Maybe we should try to change our attitudes instead?

"Beloved, let us love one another, for love is from God; and everyone who loves is born of God and knows God. The one who does not love does not know God, for God is love. By this the love of God was manifested in us, that God has sent His only begotten Son into the world so that we might live through Him.  In this is love, not that we loved God, but that He loved us and sent His Son to be the propitiation for our sins. Beloved, if God so loved us, we also ought to love one another." -1 John 4:7-11
See, when our thought process is focused on "others" we suddenly make time to let other people cut in front of us; we can wait a few minutes in cashier lanes without showing great disgruntlement. We say "yes" to give to charities instead of thinking "I can't afford that" (as we spend hundreds of dollars on items for our children that they don't need).

The very mindset for people around Christmas time is stress and greed. Parents are thinking "I must get my kids the items on their Christmas lists, or they will never forgive me" and kids can only think about what they will get on Christmas morning. A whole lot of thought usually doesn't go into the gifts. Is is "give me a list, I will see how much I can get off of it for you without going even further in debt".  Is this not true in most cases?

How many of you have ever received a gift of small (money) value, but it had visibly been given a lot of time and thought? It meant a lot to you, right? A framed picture of you and your spouse, a certificate for "a day with dad" or "a shopping trip with mom" or maybe a hand written letter? These things don't cost anything but time. But, we don't have time do we? So we do our regular list buying and rushing to get them all wrapped.  By the time Christmas morning rolls around, we're so worn out we don't hardly enjoy any of it.

How about this year we focus more on "thought" than we do "want"? Maybe we should go to those get togethers we never have time for, to show our friends/family we care about them? Maybe we should find a charity to send toys to or a shelter to send coats/blankets, a hot meal house to send some homemade food to help out...?

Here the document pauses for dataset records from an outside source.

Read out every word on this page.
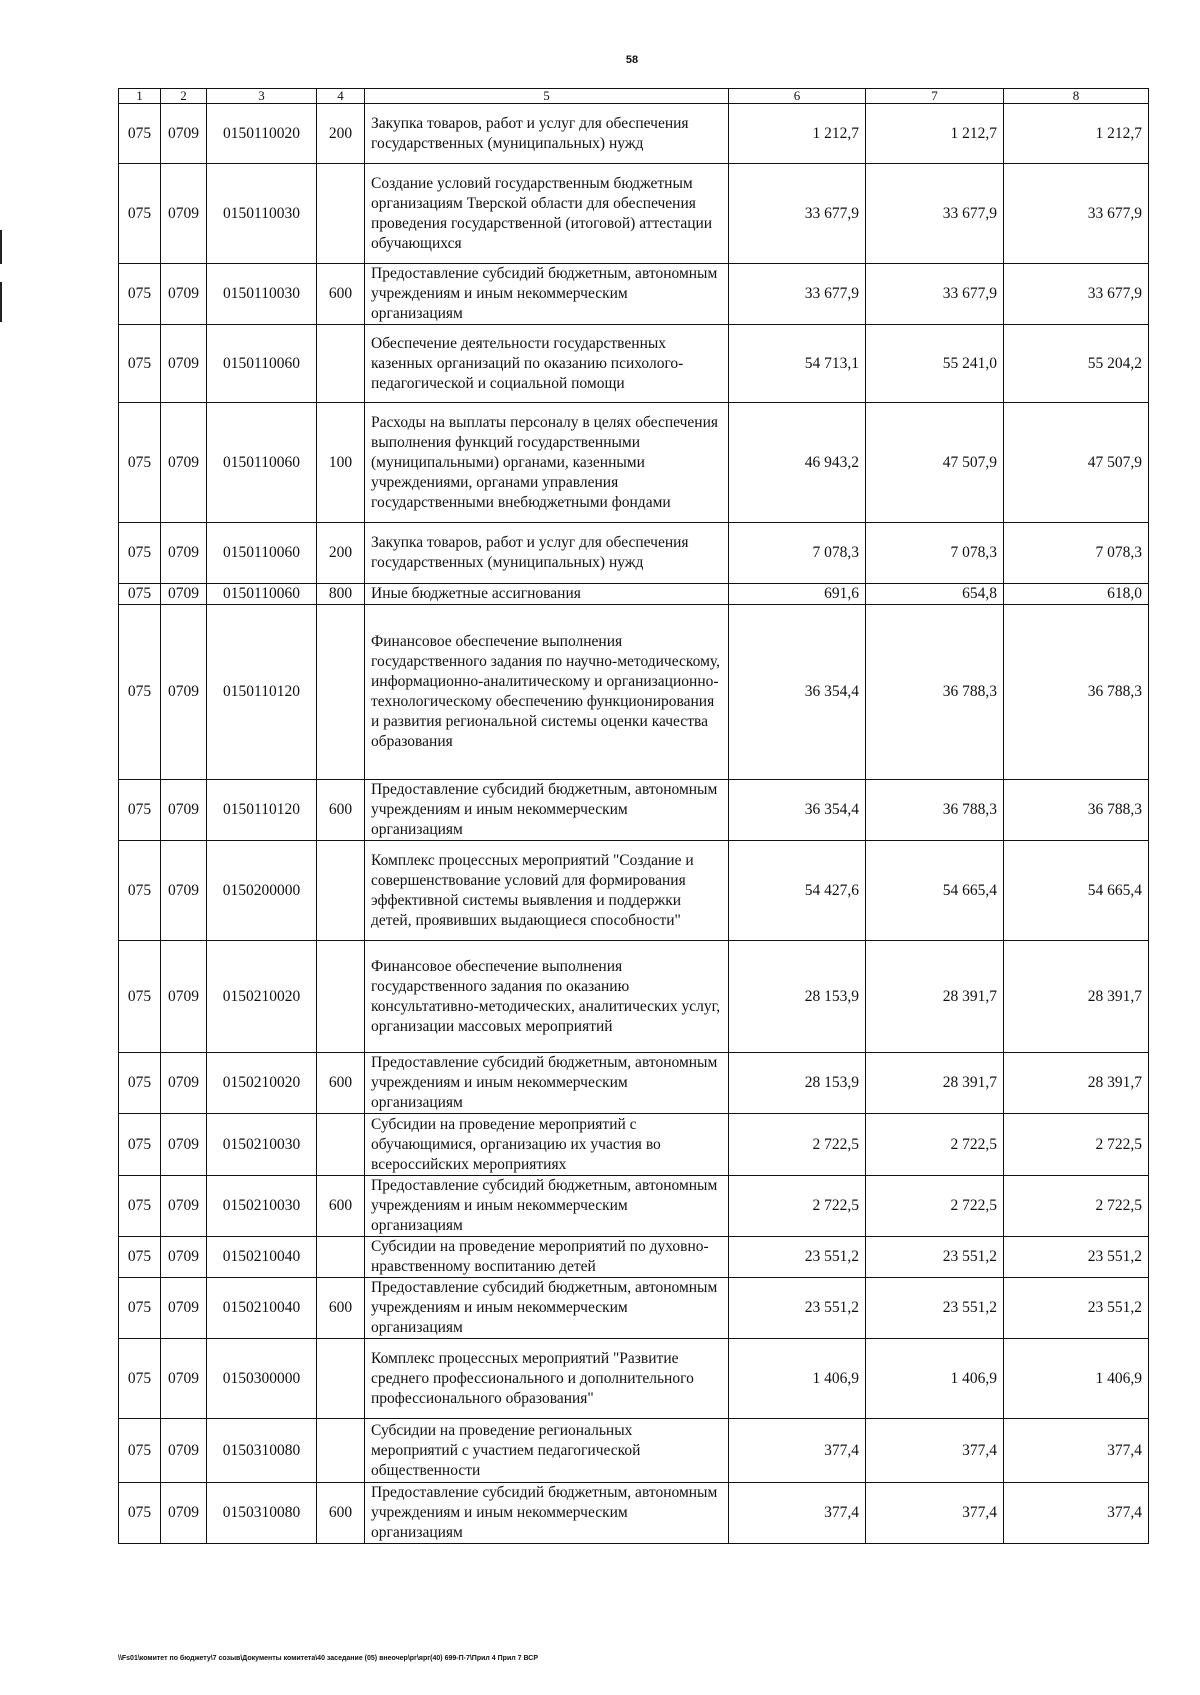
58
1	2	3	4	5	6	7	8
075	0709	0150110020	200	Закупка товаров, работ и услуг для обеспечения государственных (муниципальных) нужд	1 212,7	1 212,7	1 212,7
075	0709	0150110030		Создание условий государственным бюджетным организациям Тверской области для обеспечения проведения государственной (итоговой) аттестации обучающихся	33 677,9	33 677,9	33 677,9
075	0709	0150110030	600	Предоставление субсидий бюджетным, автономным учреждениям и иным некоммерческим организациям	33 677,9	33 677,9	33 677,9
075	0709	0150110060		Обеспечение деятельности государственных казенных организаций по оказанию психолого-педагогической и социальной помощи	54 713,1	55 241,0	55 204,2
075	0709	0150110060	100	Расходы на выплаты персоналу в целях обеспечения выполнения функций государственными (муниципальными) органами, казенными учреждениями, органами управления государственными внебюджетными фондами	46 943,2	47 507,9	47 507,9
075	0709	0150110060	200	Закупка товаров, работ и услуг для обеспечения государственных (муниципальных) нужд	7 078,3	7 078,3	7 078,3
075	0709	0150110060	800	Иные бюджетные ассигнования	691,6	654,8	618,0
075	0709	0150110120		Финансовое обеспечение выполнения государственного задания по научно-методическому, информационно-аналитическому и организационно-технологическому обеспечению функционирования и развития региональной системы оценки качества образования	36 354,4	36 788,3	36 788,3
075	0709	0150110120	600	Предоставление субсидий бюджетным, автономным учреждениям и иным некоммерческим организациям	36 354,4	36 788,3	36 788,3
075	0709	0150200000		Комплекс процессных мероприятий "Создание и совершенствование условий для формирования эффективной системы выявления и поддержки детей, проявивших выдающиеся способности"	54 427,6	54 665,4	54 665,4
075	0709	0150210020		Финансовое обеспечение выполнения государственного задания по оказанию консультативно-методических, аналитических услуг, организации массовых мероприятий	28 153,9	28 391,7	28 391,7
075	0709	0150210020	600	Предоставление субсидий бюджетным, автономным учреждениям и иным некоммерческим организациям	28 153,9	28 391,7	28 391,7
075	0709	0150210030		Субсидии на проведение мероприятий с обучающимися, организацию их участия во всероссийских мероприятиях	2 722,5	2 722,5	2 722,5
075	0709	0150210030	600	Предоставление субсидий бюджетным, автономным учреждениям и иным некоммерческим организациям	2 722,5	2 722,5	2 722,5
075	0709	0150210040		Субсидии на проведение мероприятий по духовно-нравственному воспитанию детей	23 551,2	23 551,2	23 551,2
075	0709	0150210040	600	Предоставление субсидий бюджетным, автономным учреждениям и иным некоммерческим организациям	23 551,2	23 551,2	23 551,2
075	0709	0150300000		Комплекс процессных мероприятий "Развитие среднего профессионального и дополнительного профессионального образования"	1 406,9	1 406,9	1 406,9
075	0709	0150310080		Субсидии на проведение региональных мероприятий с участием педагогической общественности	377,4	377,4	377,4
075	0709	0150310080	600	Предоставление субсидий бюджетным, автономным учреждениям и иным некоммерческим организациям	377,4	377,4	377,4
\\Fs01\комитет по бюджету\7 созыв\Документы комитета\40 заседание (05) внеочер\рг\ярг(40) 699-П-7\Прил 4 Прил 7 ВСР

Maybe we could just give a few minutes every day to pray for the many families that don't have anything we have. Pray for the lost souls that CAN'T celebrate Christmas in the most wonderful way; those who don't know about Jesus' birth. Maybe WE should make sure we remember that is the very reason WE celebrate Christmas; maybe?

This time of year is all about getting; not receiving. If it were that, Jesus wouldn't have SENT His Son to this earth to be our Savior. Because when we're honest with ourselves, Jesus gift of His one and only Son is drastically larger than anything we can buy someone.

"In everything I showed you that by working hard in this manner you must help the weak and remember the words of the Lord Jesus, that He Himself said, ‘It is more blessed to give than to receive.’ " -Acts 20:35

We need to think about Him this month. Start out right this December so our hearts will be in the right place to start off the new year.

Here is a great place to help others this Christmas.
A few other places I would recommend checking out if you're interested in hands on love, are Mission Tyler, which also has many things with Church Under A Bridge and Hunger For Love

HE is the reason for this Christmas season, and HIS desire is that we give of ourselves and of our time to show HIS love to everyone around us!